Je serai obligé de refuser mon vote au projet, parce qu’en matière fiscale, je ne puis consacrer une disposition soulevant des doutes, qui exposent mes concitoyens à de nombreuses vexations.

M. Schaetzen. - Je viens appuyer, messieurs, l’amendement présente par M. Simons ; il tend à ne pas rendre applicables à l’arrondissement de Maestricht les mesures proposées par le gouvernement pour empêcher l’introduction scandaleuse du bétail, et à suspendre l’exécution des mêmes mesures à l’égard du rayon militaire autour de Maestricht jusqu’à ce que le gouvernement ait reconnu la nécessité de l’application de ces mesures audit rayon.

Quant au premier point, les mesures proposées ne constituent dans l’arrondissement de Maestricht qu’une vexation d’autant plus odieuse qu’elle est complètement inutile ; il est reconnu qu’il n’entre point de bétail gras par la frontière de Prusse dans cet arrondissement ; cette frontière est beaucoup trop éloignée de la Hollande pour que le bétail gras de ce pays puisse de ce côté pénétrer en Belgique ; il faudrait pour cela qu’il fît un détour de plus de quarante lieues et qu’il transite par la Prusse : or, pour faire pareil voyage, il faudrait employer quinze jours, et alors il ne serait encore rendu qu’à la limite du royaume ; il faudrait en outre qu’il payât le droit de transit en Prusse, et tous ces faux frais absorberaient le bénéfice que pourrait présenter la fraude.

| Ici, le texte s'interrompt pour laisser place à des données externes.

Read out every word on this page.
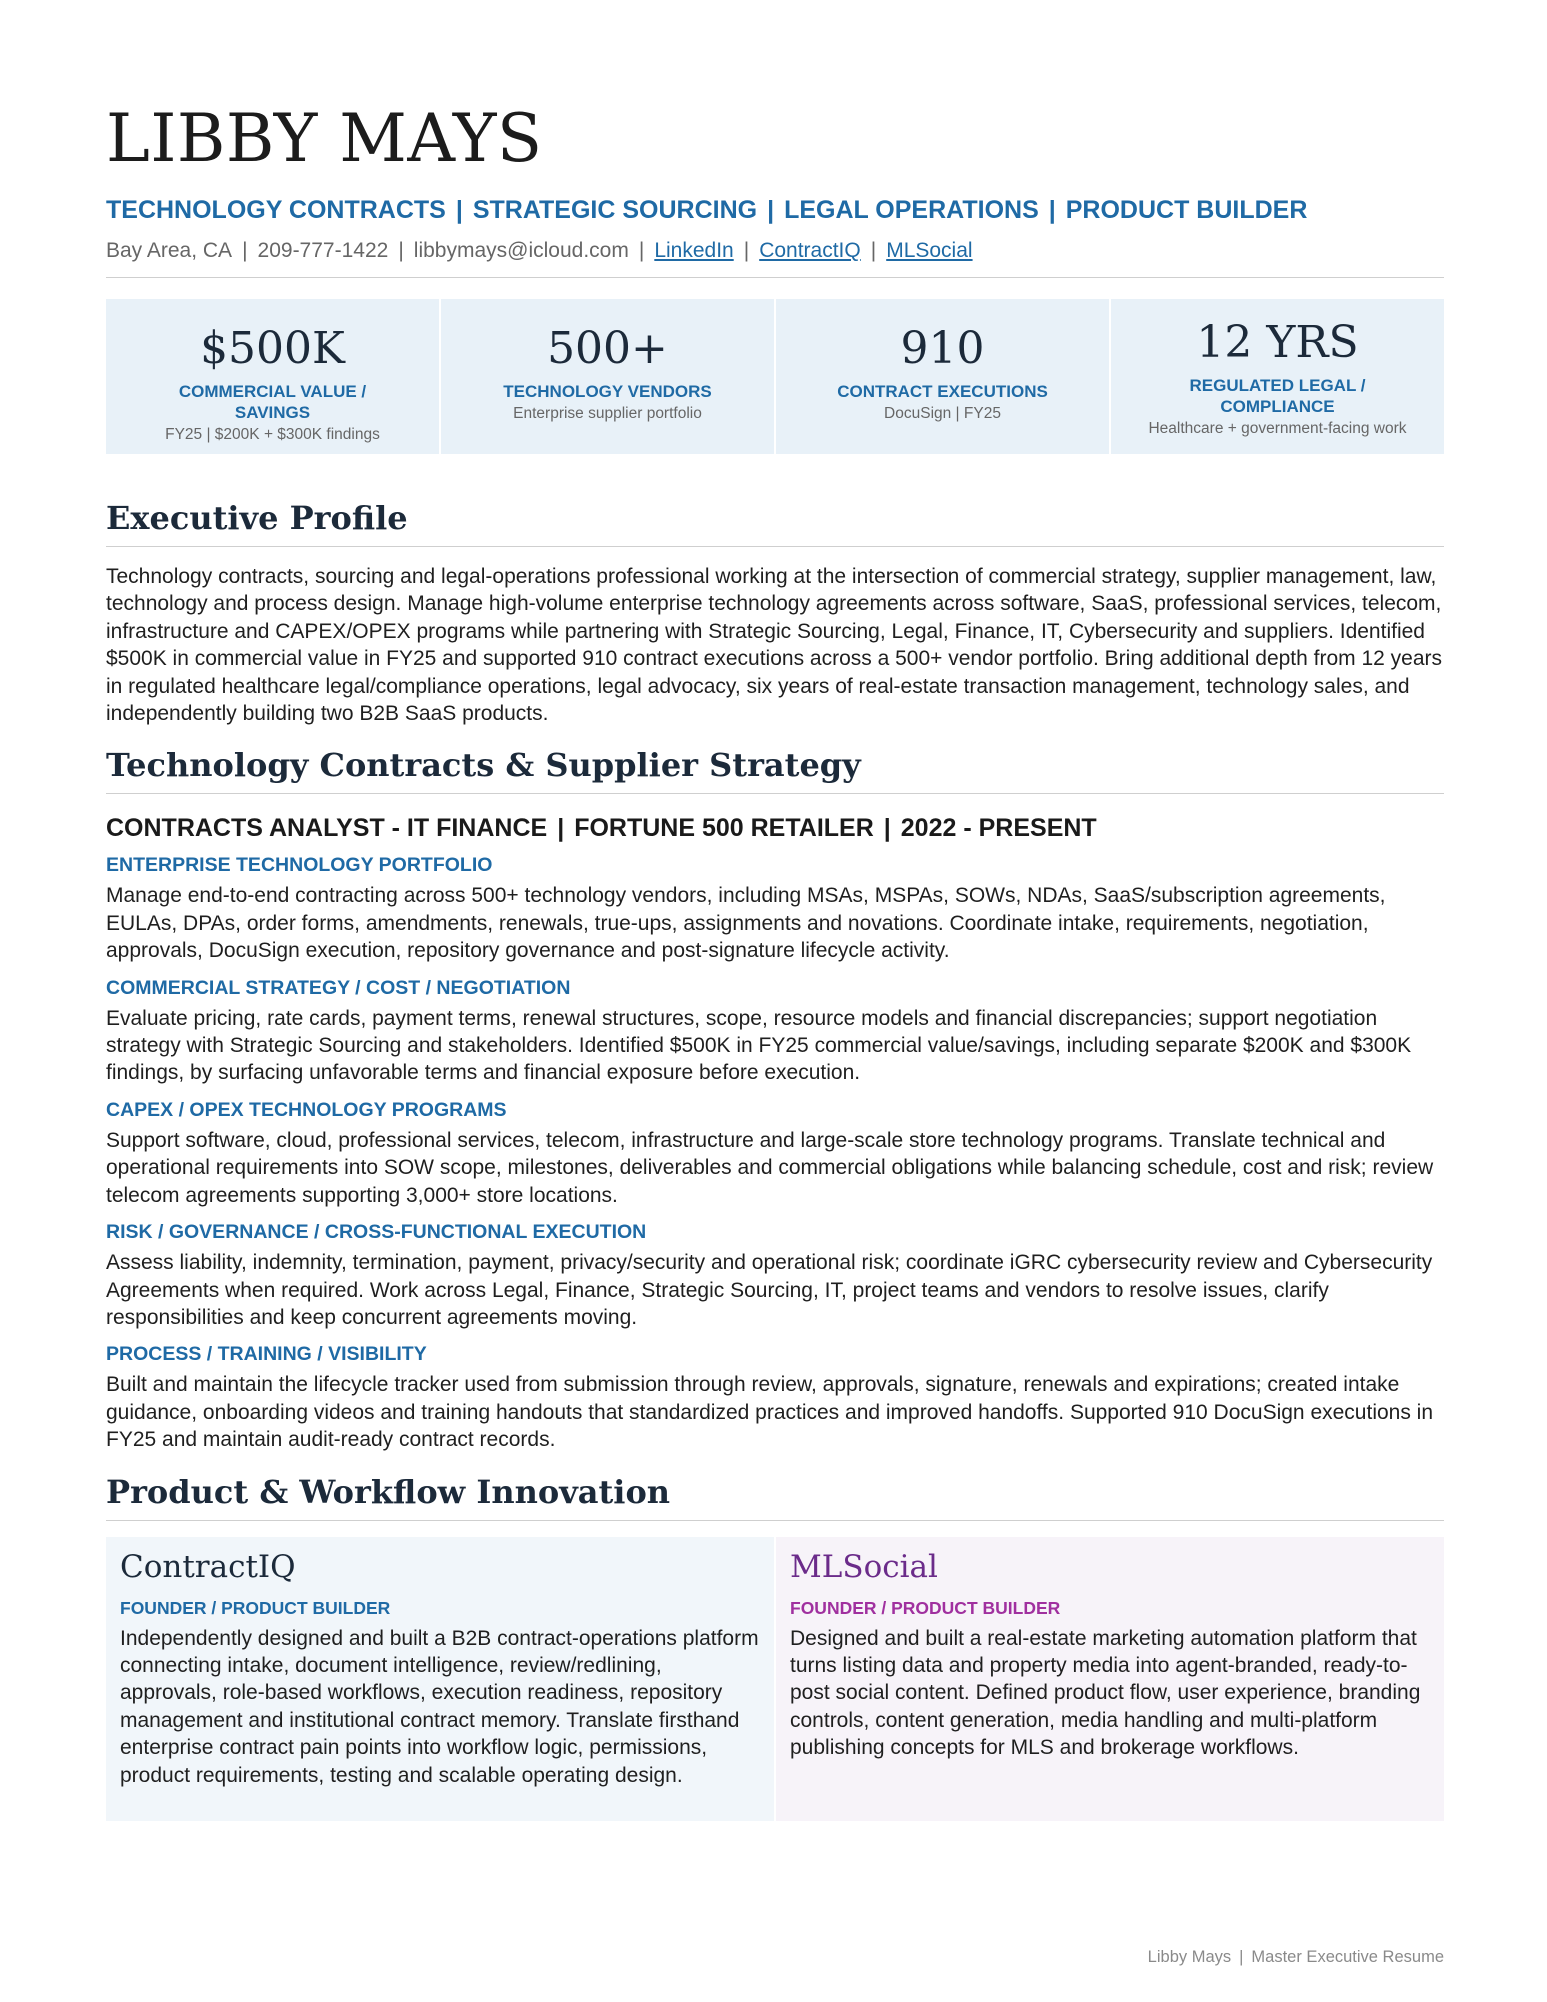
LIBBY MAYS
TECHNOLOGY CONTRACTS | STRATEGIC SOURCING | LEGAL OPERATIONS | PRODUCT BUILDER
Bay Area, CA | 209-777-1422 | libbymays@icloud.com | LinkedIn | ContractIQ | MLSocial
$500K
COMMERCIAL VALUE / SAVINGS
FY25 | $200K + $300K findings
500+
TECHNOLOGY VENDORS
Enterprise supplier portfolio
910
CONTRACT EXECUTIONS
DocuSign | FY25
12 YRS
REGULATED LEGAL / COMPLIANCE
Healthcare + government-facing work
Executive Profile

Technology contracts, sourcing and legal-operations professional working at the intersection of commercial strategy, supplier management, law, technology and process design. Manage high-volume enterprise technology agreements across software, SaaS, professional services, telecom, infrastructure and CAPEX/OPEX programs while partnering with Strategic Sourcing, Legal, Finance, IT, Cybersecurity and suppliers. Identified $500K in commercial value in FY25 and supported 910 contract executions across a 500+ vendor portfolio. Bring additional depth from 12 years in regulated healthcare legal/compliance operations, legal advocacy, six years of real-estate transaction management, technology sales, and independently building two B2B SaaS products.

Technology Contracts & Supplier Strategy
CONTRACTS ANALYST - IT FINANCE | FORTUNE 500 RETAILER | 2022 - PRESENT
ENTERPRISE TECHNOLOGY PORTFOLIO
Manage end-to-end contracting across 500+ technology vendors, including MSAs, MSPAs, SOWs, NDAs, SaaS/subscription agreements, EULAs, DPAs, order forms, amendments, renewals, true-ups, assignments and novations. Coordinate intake, requirements, negotiation, approvals, DocuSign execution, repository governance and post-signature lifecycle activity.
COMMERCIAL STRATEGY / COST / NEGOTIATION
Evaluate pricing, rate cards, payment terms, renewal structures, scope, resource models and financial discrepancies; support negotiation strategy with Strategic Sourcing and stakeholders. Identified $500K in FY25 commercial value/savings, including separate $200K and $300K findings, by surfacing unfavorable terms and financial exposure before execution.
CAPEX / OPEX TECHNOLOGY PROGRAMS
Support software, cloud, professional services, telecom, infrastructure and large-scale store technology programs. Translate technical and operational requirements into SOW scope, milestones, deliverables and commercial obligations while balancing schedule, cost and risk; review telecom agreements supporting 3,000+ store locations.
RISK / GOVERNANCE / CROSS-FUNCTIONAL EXECUTION
Assess liability, indemnity, termination, payment, privacy/security and operational risk; coordinate iGRC cybersecurity review and Cybersecurity Agreements when required. Work across Legal, Finance, Strategic Sourcing, IT, project teams and vendors to resolve issues, clarify responsibilities and keep concurrent agreements moving.
PROCESS / TRAINING / VISIBILITY
Built and maintain the lifecycle tracker used from submission through review, approvals, signature, renewals and expirations; created intake guidance, onboarding videos and training handouts that standardized practices and improved handoffs. Supported 910 DocuSign executions in FY25 and maintain audit-ready contract records.
Product & Workflow Innovation
ContractIQ
FOUNDER / PRODUCT BUILDER
Independently designed and built a B2B contract-operations platform connecting intake, document intelligence, review/redlining, approvals, role-based workflows, execution readiness, repository management and institutional contract memory. Translate firsthand enterprise contract pain points into workflow logic, permissions, product requirements, testing and scalable operating design.
MLSocial
FOUNDER / PRODUCT BUILDER
Designed and built a real-estate marketing automation platform that turns listing data and property media into agent-branded, ready-to-post social content. Defined product flow, user experience, branding controls, content generation, media handling and multi-platform publishing concepts for MLS and brokerage workflows.
Libby Mays | Master Executive Resume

J’ai dit que les mesures proposées sont inutiles dans l’arrondissement dont je parle ; qu’elles seront un contresens elles empêcheront l’introduction en Prusse d’une quantité considérable de porcs que lui envoient, par cet arrondissement, la Hesbaye, une partie du Brabant et de la province de Namur ; tout le monde sait que les troupeaux de cette espèce de bétail qui, de ces différentes contrées, se rendent toutes les semaines au marché de Tongres, passent la Meuse dans les environs de Maestricht et sont introduits clandestinement en Prusse.

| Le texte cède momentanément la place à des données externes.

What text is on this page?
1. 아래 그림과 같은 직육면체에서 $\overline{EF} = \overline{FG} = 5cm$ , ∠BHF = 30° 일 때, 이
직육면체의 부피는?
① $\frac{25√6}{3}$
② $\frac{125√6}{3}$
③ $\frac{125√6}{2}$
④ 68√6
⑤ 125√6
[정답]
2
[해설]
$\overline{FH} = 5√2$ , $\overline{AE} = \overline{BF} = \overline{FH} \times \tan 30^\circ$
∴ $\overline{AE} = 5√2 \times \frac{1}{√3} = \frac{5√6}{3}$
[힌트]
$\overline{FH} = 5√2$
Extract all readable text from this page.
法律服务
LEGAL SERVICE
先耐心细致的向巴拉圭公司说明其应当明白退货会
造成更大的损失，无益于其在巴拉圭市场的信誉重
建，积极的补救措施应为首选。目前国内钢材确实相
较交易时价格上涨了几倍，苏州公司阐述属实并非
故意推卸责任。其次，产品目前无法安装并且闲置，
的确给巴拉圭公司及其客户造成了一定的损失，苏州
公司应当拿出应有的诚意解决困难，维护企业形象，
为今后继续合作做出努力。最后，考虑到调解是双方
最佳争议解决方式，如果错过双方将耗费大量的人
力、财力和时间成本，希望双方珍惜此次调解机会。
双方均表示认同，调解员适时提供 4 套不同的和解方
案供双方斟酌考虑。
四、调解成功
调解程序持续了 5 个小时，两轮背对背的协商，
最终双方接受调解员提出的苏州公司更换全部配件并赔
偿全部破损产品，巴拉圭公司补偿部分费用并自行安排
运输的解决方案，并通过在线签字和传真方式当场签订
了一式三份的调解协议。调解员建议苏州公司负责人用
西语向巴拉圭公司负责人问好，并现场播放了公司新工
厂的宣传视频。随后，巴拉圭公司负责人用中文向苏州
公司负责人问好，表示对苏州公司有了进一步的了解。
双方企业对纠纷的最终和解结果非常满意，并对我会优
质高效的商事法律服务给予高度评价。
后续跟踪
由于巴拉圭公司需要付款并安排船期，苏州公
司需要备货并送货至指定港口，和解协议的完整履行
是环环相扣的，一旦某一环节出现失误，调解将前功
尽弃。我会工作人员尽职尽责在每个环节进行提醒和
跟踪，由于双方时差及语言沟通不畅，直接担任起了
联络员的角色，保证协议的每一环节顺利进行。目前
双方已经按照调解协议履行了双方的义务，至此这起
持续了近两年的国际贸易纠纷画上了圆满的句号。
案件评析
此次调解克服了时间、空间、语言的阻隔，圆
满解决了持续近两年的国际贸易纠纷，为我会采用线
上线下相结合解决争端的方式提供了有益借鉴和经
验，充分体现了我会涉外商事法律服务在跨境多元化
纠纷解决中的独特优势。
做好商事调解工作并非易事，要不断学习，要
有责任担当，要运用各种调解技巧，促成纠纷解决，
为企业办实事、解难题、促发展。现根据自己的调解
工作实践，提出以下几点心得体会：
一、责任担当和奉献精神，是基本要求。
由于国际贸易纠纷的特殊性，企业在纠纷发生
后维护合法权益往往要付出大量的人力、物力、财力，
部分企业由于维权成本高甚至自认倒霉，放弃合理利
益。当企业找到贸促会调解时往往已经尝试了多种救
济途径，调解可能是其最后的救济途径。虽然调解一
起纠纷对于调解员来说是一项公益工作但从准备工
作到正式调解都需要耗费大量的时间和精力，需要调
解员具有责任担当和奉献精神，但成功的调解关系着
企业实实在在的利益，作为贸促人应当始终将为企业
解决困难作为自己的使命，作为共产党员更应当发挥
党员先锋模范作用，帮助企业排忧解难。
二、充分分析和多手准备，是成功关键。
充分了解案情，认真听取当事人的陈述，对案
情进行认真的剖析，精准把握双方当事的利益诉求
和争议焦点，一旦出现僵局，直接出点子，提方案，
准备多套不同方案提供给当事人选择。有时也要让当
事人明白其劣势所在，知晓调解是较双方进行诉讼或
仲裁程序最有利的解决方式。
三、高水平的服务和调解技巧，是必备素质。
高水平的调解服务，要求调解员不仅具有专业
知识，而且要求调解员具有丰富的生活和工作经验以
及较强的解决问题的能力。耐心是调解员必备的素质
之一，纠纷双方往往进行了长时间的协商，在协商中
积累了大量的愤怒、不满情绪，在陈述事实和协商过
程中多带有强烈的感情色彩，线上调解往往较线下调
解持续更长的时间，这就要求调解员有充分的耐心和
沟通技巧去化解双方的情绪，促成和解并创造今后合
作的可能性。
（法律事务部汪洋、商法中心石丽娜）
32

Si maintenant cette espèce de bétail ne peut plus circuler dans le territoire réservé qu’accompagné de documents et après qu’on aura rempli des formalités minutieuses et multipliées, l’introduction en Prusse sera impossible, et dans une loi éminemment protectrice de l’agriculture, on fera à cette branche si intéressante de la prospérité publique un tort notable et qui provoquera immédiatement les réclamations des cultivateurs.

Vous vous rappelez, messieurs, que le 28 juillet de l’année dernière, vous avez porté une loi qui exempte le bétail de tout droit à la sortie ; cette loi est fondée sur ce qu’il faut faciliter l'introduction de notre bétail dans les pays voisins ; et aujourd’hui, en ce qui concerne l’arrondissement de Maestricht, où les mesures dont il s’agit sont inutiles, on vous propose l’inverse, on veut vous faire faire un pas rétrograde ; on veut rendre l’exportation impossible.

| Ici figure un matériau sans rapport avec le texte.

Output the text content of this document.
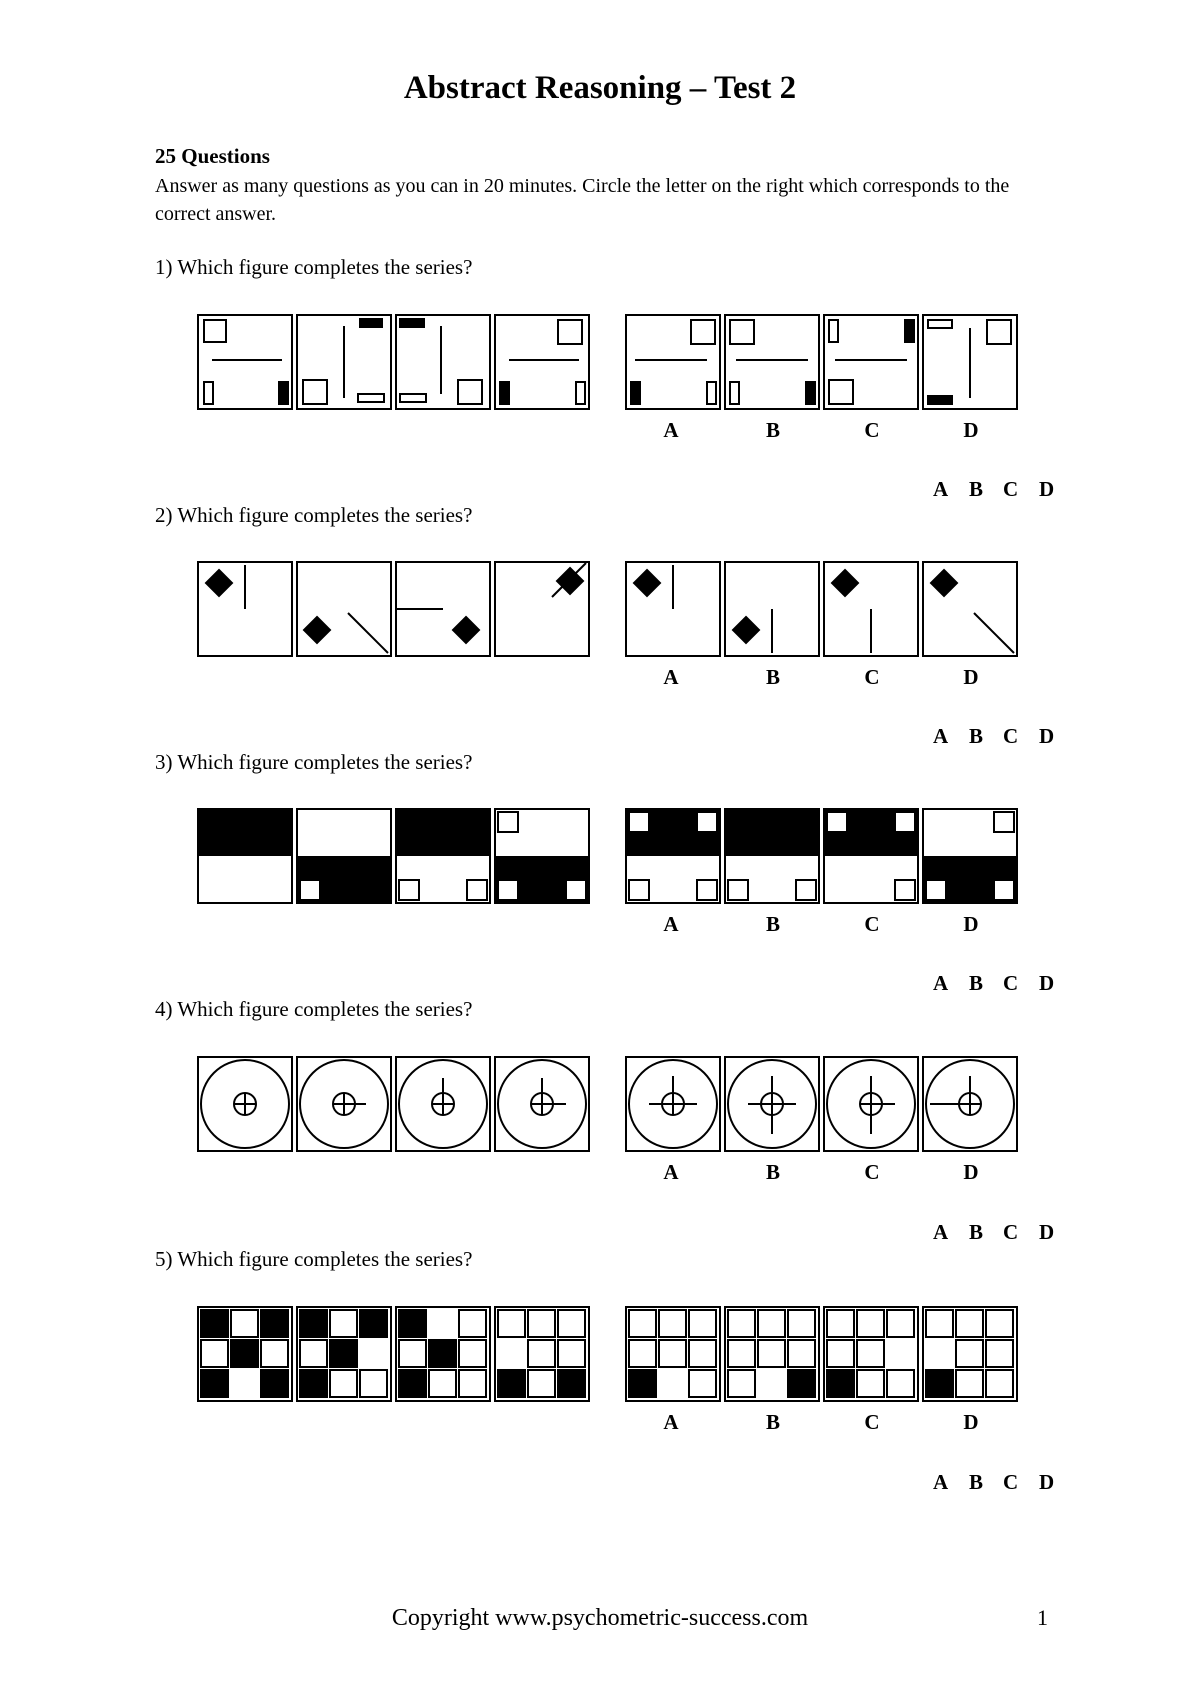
Abstract Reasoning – Test 2
25 Questions
Answer as many questions as you can in 20 minutes. Circle the letter on the right which corresponds to the correct answer.
1) Which figure completes the series?
A	B	C	D
A B C D
2) Which figure completes the series?
A	B	C	D
A B C D
3) Which figure completes the series?
A	B	C	D
A B C D
4) Which figure completes the series?
A	B	C	D
A B C D
5) Which figure completes the series?
A	B	C	D
A B C D
Copyright www.psychometric-success.com	1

Pour ce qui est du rayon militaire autour de Maestricht, je sais, messieurs, que la fraude s’y fait d’une manière vraiment déplorable pour notre industrie, et lorsque M. le ministre des finances nous présentera le projet de loi qu’il nous a promis et qui doit renforcer l’action de la douane, j’appuierai de toutes mes forces les dispositions qui seront propres à empêcher le mal qui nous vient de ce côté.

Mais, messieurs, cette fraude contre laquelle on se récrie avec raison ne porte point sur la matière de la loi en discussion ; il est au contraire démontré que tout le bétail qui est consommé à Maestricht, tant par la garnison que par les habitants, vient de la Belgique, et que sous ce rapport il y a bénéfice notable pour nos cultivateurs.

Si maintenant, à cause des formalités sans nombre que l’on propose, on rend difficile l’introduction du bétail à Maestricht, n’est-il pas à craindre que le gouvernement hollandais fera conduire à Maestricht, par la route qui lui est réservée dans le traité de Zonhoven, le bétail nécessaire à la consommation des habitants et de la garnison ? n’est-il pas même à craindre que l’on ne se bornera pas là, mais que l’on fera de Maestricht un entrepôt d’où l’on répandra en Belgique le bétail que l’on aura en surabondance, comme il est maintenant un entrepôt pour les céréales et le sel ?

Vous voyez donc qu’ici encore on se trompe en fait, et que ce qu’en l’absence de bons renseignements que M. le ministre des finances a pu vous proposer d’appliquer immédiatement la loi en discussion au rayon militaire de Maestricht.

Toutefois il est prudent de prévoir le cas où l’état actuel des choses viendrait à changer dans ce rayon, et ce cas est prévu dans la dernière partie de l’amendement de mon honorable ami ; il laisse au gouvernement la faculté d’appliquer au rayon militaire non seulement les mesures proposées pour le territoire réservé, mais encore toute autre mesure que l’administration croirait utile de prendre dans l’intérêt de notre agriculture ; avec une pareille latitude, et en considérant que le projet en discussion est l’ouvrage du gouvernement, qu’ainsi il tiendra fortement la main à son exécution, tout le monde doit avoir ses apaisements, et il n’y a plus le moindre inconvénient à adopter l’amendement qui vous est proposé.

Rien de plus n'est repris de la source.